An dieser Stelle übernahm CFO Ralf Spielberger mit den Details zum Zahlenwerk. Wie er aufzeigte, konnte der Konzernumsatz im Geschäftsjahr 2022 um 23 Prozent auf 251,0 (Vorjahr: 203,7) Mio. Euro gesteigert werden. Dazu haben alle drei Geschäftsbereiche beigetragen. Im Bereich DBS kletterte der Umsatz um 34 Prozent auf 28,4 (21,1) Mio. Euro, im MSO-Segment war es ein Plus von 23 Prozent auf 151,3 (123,2) Mio. Euro und im Geschäftsfeld Mail Services ein Zuwachs von 23 Prozent auf 73,4 (59,8) Mio. Euro. Teilweise resultiert das Wachstum allerdings auch aus Einmaleffekten.

Das EBITDA ging sogar um 49 Prozent auf 27,6 (18,5) Mio. Euro nach oben, womit sich die Marge auf 11,0 (9,1) Prozent verbesserte. Ebenso wie beim Umsatz war die Entwicklung auch hier von Einmaleffekten beeinflusst. Positiv wirkten sich insbesondere ein Betrag von 2,6 Mio. Euro aus der Portoumstellung in Deutschland sowie 2,0 Mio. Euro an positiven Währungseffekten aus. Demgegenüber standen Investitionen von 4,0 Mio. Euro in das ERP-System sowie der Ausbau der Softwareentwicklung. Auf normalisierter Basis wuchs der Umsatz um 12 Prozent auf 229 Mio. Euro und das EBITDA ging um 10 Prozent auf 26,2 Mio. Euro nach oben.

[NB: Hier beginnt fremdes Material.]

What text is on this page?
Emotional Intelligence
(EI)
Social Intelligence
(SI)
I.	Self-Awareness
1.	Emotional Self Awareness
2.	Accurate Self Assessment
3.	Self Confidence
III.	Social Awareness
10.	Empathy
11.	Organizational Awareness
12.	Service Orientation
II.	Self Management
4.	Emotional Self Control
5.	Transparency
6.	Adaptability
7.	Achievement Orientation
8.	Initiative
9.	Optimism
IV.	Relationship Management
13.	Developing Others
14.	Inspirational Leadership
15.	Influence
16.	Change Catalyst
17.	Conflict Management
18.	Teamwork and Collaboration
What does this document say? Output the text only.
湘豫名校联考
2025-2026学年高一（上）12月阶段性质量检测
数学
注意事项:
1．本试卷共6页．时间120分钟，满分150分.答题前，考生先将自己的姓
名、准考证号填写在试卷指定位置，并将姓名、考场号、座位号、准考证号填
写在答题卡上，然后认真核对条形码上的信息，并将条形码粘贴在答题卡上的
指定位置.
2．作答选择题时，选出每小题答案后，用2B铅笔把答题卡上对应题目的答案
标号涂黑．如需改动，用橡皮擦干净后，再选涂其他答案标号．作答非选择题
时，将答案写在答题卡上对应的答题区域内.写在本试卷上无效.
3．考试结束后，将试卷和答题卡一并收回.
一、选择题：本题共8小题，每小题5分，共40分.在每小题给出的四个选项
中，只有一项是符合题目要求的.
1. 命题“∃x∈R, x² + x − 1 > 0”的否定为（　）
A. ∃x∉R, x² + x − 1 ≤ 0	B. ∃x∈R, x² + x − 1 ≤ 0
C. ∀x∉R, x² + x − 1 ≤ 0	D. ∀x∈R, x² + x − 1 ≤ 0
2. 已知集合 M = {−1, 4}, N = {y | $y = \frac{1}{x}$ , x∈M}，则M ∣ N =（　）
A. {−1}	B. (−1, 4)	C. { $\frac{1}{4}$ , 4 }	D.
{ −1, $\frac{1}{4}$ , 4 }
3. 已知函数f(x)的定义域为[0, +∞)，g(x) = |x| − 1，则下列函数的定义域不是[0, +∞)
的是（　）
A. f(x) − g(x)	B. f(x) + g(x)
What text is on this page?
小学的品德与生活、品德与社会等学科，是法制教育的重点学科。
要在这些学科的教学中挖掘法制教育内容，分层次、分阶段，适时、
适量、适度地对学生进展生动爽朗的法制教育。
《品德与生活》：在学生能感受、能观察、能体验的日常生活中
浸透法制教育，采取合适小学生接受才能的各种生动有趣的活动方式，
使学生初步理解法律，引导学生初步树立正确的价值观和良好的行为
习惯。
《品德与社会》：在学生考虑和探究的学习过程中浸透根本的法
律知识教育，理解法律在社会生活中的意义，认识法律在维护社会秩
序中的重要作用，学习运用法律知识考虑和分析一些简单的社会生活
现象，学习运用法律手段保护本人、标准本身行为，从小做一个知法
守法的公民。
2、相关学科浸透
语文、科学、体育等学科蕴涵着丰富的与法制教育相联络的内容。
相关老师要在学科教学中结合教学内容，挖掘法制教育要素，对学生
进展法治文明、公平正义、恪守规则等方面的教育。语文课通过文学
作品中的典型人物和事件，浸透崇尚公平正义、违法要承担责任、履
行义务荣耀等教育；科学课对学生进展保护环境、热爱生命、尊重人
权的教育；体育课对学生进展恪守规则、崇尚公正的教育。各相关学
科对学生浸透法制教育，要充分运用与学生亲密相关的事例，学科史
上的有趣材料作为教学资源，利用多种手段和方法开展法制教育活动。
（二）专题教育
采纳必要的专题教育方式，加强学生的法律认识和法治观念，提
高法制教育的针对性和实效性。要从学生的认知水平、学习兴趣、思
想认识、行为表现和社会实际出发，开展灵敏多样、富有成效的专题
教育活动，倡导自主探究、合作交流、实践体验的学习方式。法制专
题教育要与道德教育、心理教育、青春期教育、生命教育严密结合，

Der Personalaufwand erhöhte sich im Geschäftsjahr 2022 um 14 Prozent auf 65,7 (57,6) Mio. Euro. Im Wesentlichen ist dies Herrn Spielberger zufolge auf die Übernahme der operativen Gesellschaften der Azolver-Gruppe zurückzuführen. Die Personalaufwandsquote entwickelte sich dennoch rückläufig. Der Materialaufwand ging um 21 Prozent auf 124,7 (103,3) Mio. Euro nach oben. Ursächlich waren hier neben Azolver und den allgemeinen Preissteigerungen die erhöhten Aktivitäten im Geschäftsbereich Mail Services. Die Materialaufwandsquote ging aber ebenfalls zurück.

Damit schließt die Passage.